Random walk approach to the analytic solution of random systems with multiplicative noise - the Anderson localization problem

TL;DR

This paper introduces a novel analytical random walk method to analyze the phase transition in Anderson localization, linking the divergence of wavefunction correlators to a noise-induced diffusion process.

Contribution

It presents a new approach using signal theory to describe the localization transition as a first-order phase transition driven by multiplicative noise.

Findings

Divergence of wavefunction correlators signals localization transition

The transition is characterized by the filter function H(z) in signal theory

Localization length is inversely proportional to the Lyapunov exponent

Abstract

We discuss here in detail a new analytical random walk approach to calculating the phase-diagram for spatially extended systems with multiplicative noise. We use the Anderson localization problem as an example. The transition from delocalized to localized states is treated as a generalized diffusion with a noise-induced first-order phase transition.
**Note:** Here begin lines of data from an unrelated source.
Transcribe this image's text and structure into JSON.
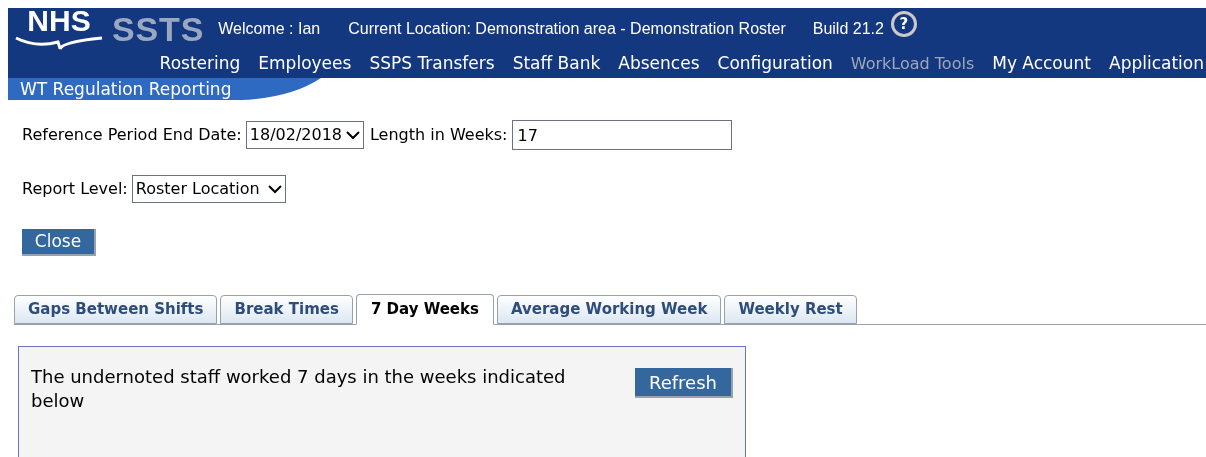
{
  "header": {
    "logo": "NHS",
    "product": "SSTS",
    "welcome": "Welcome : Ian",
    "location": "Current Location: Demonstration area - Demonstration Roster",
    "build": "Build 21.2",
    "help": "?"
  },
  "menu": [
    {
      "label": "Rostering",
      "disabled": false
    },
    {
      "label": "Employees",
      "disabled": false
    },
    {
      "label": "SSPS Transfers",
      "disabled": false
    },
    {
      "label": "Staff Bank",
      "disabled": false
    },
    {
      "label": "Absences",
      "disabled": false
    },
    {
      "label": "Configuration",
      "disabled": false
    },
    {
      "label": "WorkLoad Tools",
      "disabled": true
    },
    {
      "label": "My Account",
      "disabled": false
    },
    {
      "label": "Application",
      "disabled": false
    }
  ],
  "page_title": "WT Regulation Reporting",
  "form": {
    "end_date_label": "Reference Period End Date:",
    "end_date": "18/02/2018",
    "length_label": "Length in Weeks:",
    "length": "17",
    "level_label": "Report Level:",
    "level": "Roster Location"
  },
  "close_button": "Close",
  "tabs": [
    {
      "label": "Gaps Between Shifts",
      "selected": false
    },
    {
      "label": "Break Times",
      "selected": false
    },
    {
      "label": "7 Day Weeks",
      "selected": true
    },
    {
      "label": "Average Working Week",
      "selected": false
    },
    {
      "label": "Weekly Rest",
      "selected": false
    }
  ],
  "panel": {
    "message": "The undernoted staff worked 7 days in the weeks indicated below",
    "refresh_button": "Refresh"
  }
}
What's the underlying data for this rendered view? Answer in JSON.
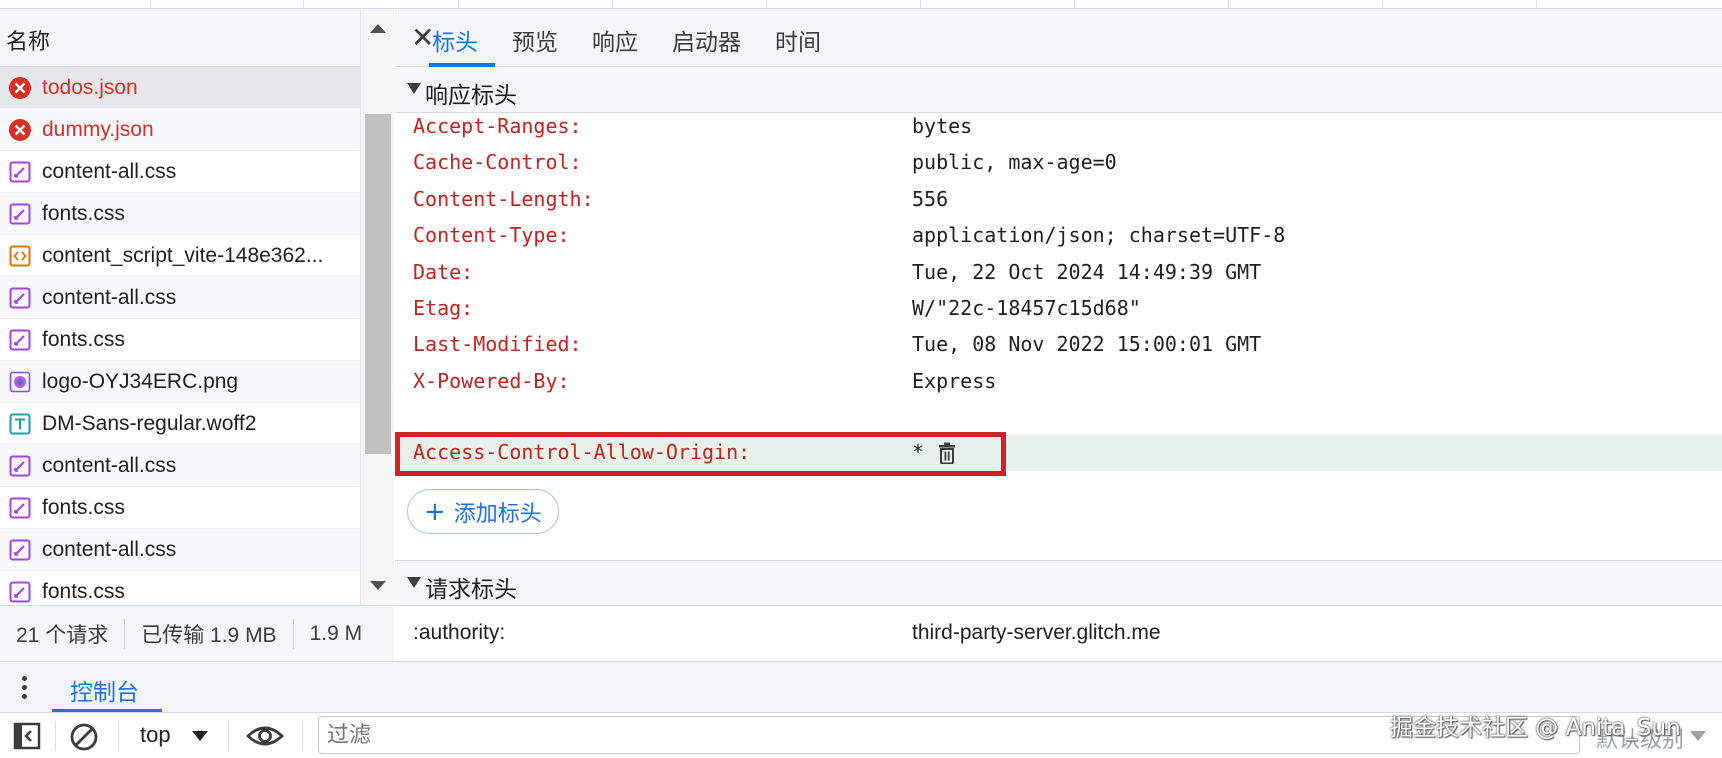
{
  "request_list": {
    "column_title": "名称",
    "items": [
      {
        "name": "todos.json",
        "type": "error",
        "icon": "error-icon"
      },
      {
        "name": "dummy.json",
        "type": "error",
        "icon": "error-icon"
      },
      {
        "name": "content-all.css",
        "type": "css",
        "icon": "stylesheet-icon"
      },
      {
        "name": "fonts.css",
        "type": "css",
        "icon": "stylesheet-icon"
      },
      {
        "name": "content_script_vite-148e362...",
        "type": "script",
        "icon": "script-icon"
      },
      {
        "name": "content-all.css",
        "type": "css",
        "icon": "stylesheet-icon"
      },
      {
        "name": "fonts.css",
        "type": "css",
        "icon": "stylesheet-icon"
      },
      {
        "name": "logo-OYJ34ERC.png",
        "type": "image",
        "icon": "image-icon"
      },
      {
        "name": "DM-Sans-regular.woff2",
        "type": "font",
        "icon": "font-icon"
      },
      {
        "name": "content-all.css",
        "type": "css",
        "icon": "stylesheet-icon"
      },
      {
        "name": "fonts.css",
        "type": "css",
        "icon": "stylesheet-icon"
      },
      {
        "name": "content-all.css",
        "type": "css",
        "icon": "stylesheet-icon"
      },
      {
        "name": "fonts.css",
        "type": "css",
        "icon": "stylesheet-icon"
      }
    ]
  },
  "status": {
    "requests": "21 个请求",
    "transferred": "已传输 1.9 MB",
    "resources": "1.9 M"
  },
  "detail_tabs": {
    "close_icon": "close-icon",
    "items": [
      "标头",
      "预览",
      "响应",
      "启动器",
      "时间"
    ],
    "active": "标头"
  },
  "response_headers": {
    "title": "响应标头",
    "rows": [
      {
        "key": "Accept-Ranges:",
        "value": "bytes"
      },
      {
        "key": "Cache-Control:",
        "value": "public, max-age=0"
      },
      {
        "key": "Content-Length:",
        "value": "556"
      },
      {
        "key": "Content-Type:",
        "value": "application/json; charset=UTF-8"
      },
      {
        "key": "Date:",
        "value": "Tue, 22 Oct 2024 14:49:39 GMT"
      },
      {
        "key": "Etag:",
        "value": "W/\"22c-18457c15d68\""
      },
      {
        "key": "Last-Modified:",
        "value": "Tue, 08 Nov 2022 15:00:01 GMT"
      },
      {
        "key": "X-Powered-By:",
        "value": "Express"
      }
    ],
    "override_row": {
      "key": "Access-Control-Allow-Origin:",
      "value": "*"
    },
    "add_button": "添加标头"
  },
  "request_headers": {
    "title": "请求标头",
    "rows": [
      {
        "key": ":authority:",
        "value": "third-party-server.glitch.me"
      }
    ]
  },
  "drawer": {
    "tab": "控制台"
  },
  "console_toolbar": {
    "context": "top",
    "filter_placeholder": "过滤",
    "level": "默认级别"
  },
  "watermark": "掘金技术社区 @ Anita_Sun",
  "colors": {
    "accent": "#1a73e8",
    "error": "#d93025",
    "header_key": "#c5221f",
    "highlight_box": "#d61f26"
  }
}
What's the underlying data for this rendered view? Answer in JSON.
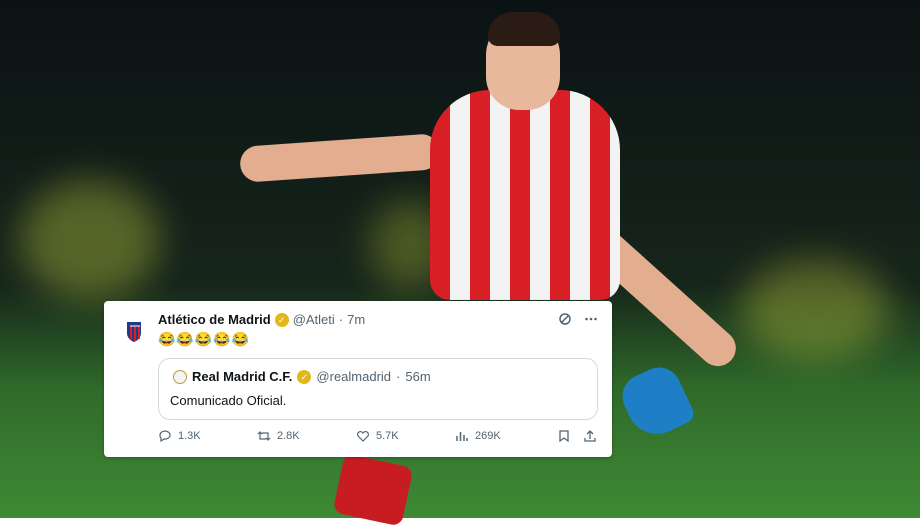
{
  "tweet": {
    "author_name": "Atlético de Madrid",
    "handle": "@Atleti",
    "separator": "·",
    "time": "7m",
    "emoji_text": "😂😂😂😂😂",
    "quoted": {
      "author_name": "Real Madrid C.F.",
      "handle": "@realmadrid",
      "separator": "·",
      "time": "56m",
      "text": "Comunicado Oficial."
    },
    "stats": {
      "replies": "1.3K",
      "retweets": "2.8K",
      "likes": "5.7K",
      "views": "269K"
    }
  },
  "icons": {
    "reply": "reply-icon",
    "retweet": "retweet-icon",
    "like": "heart-icon",
    "views": "views-icon",
    "bookmark": "bookmark-icon",
    "share": "share-icon",
    "more": "more-icon",
    "grok": "grok-icon"
  },
  "colors": {
    "atletico_red": "#d91f26",
    "verified_gold": "#e2b719",
    "text_secondary": "#536471"
  }
}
The generalized diffusion manifests itself in the divergence of averages of wavefunctions (correlators). This divergence is controlled by the Lyapunov exponent $\gamma$, which is the inverse of the localization length, $\xi=1/\gamma$. The appearance of the generalized diffusion arises due to the instability of a fundamental mode corresponding to correlators. The generalized diffusion can be described in terms of signal theory, which operates with the concepts of input and output signals and the filter function. Delocalized states correspond to bounded output signals, and localized states to unbounded output signals, respectively. The transition from bounded to unbounded signals is defined uniquely by the filter function $H(z)$.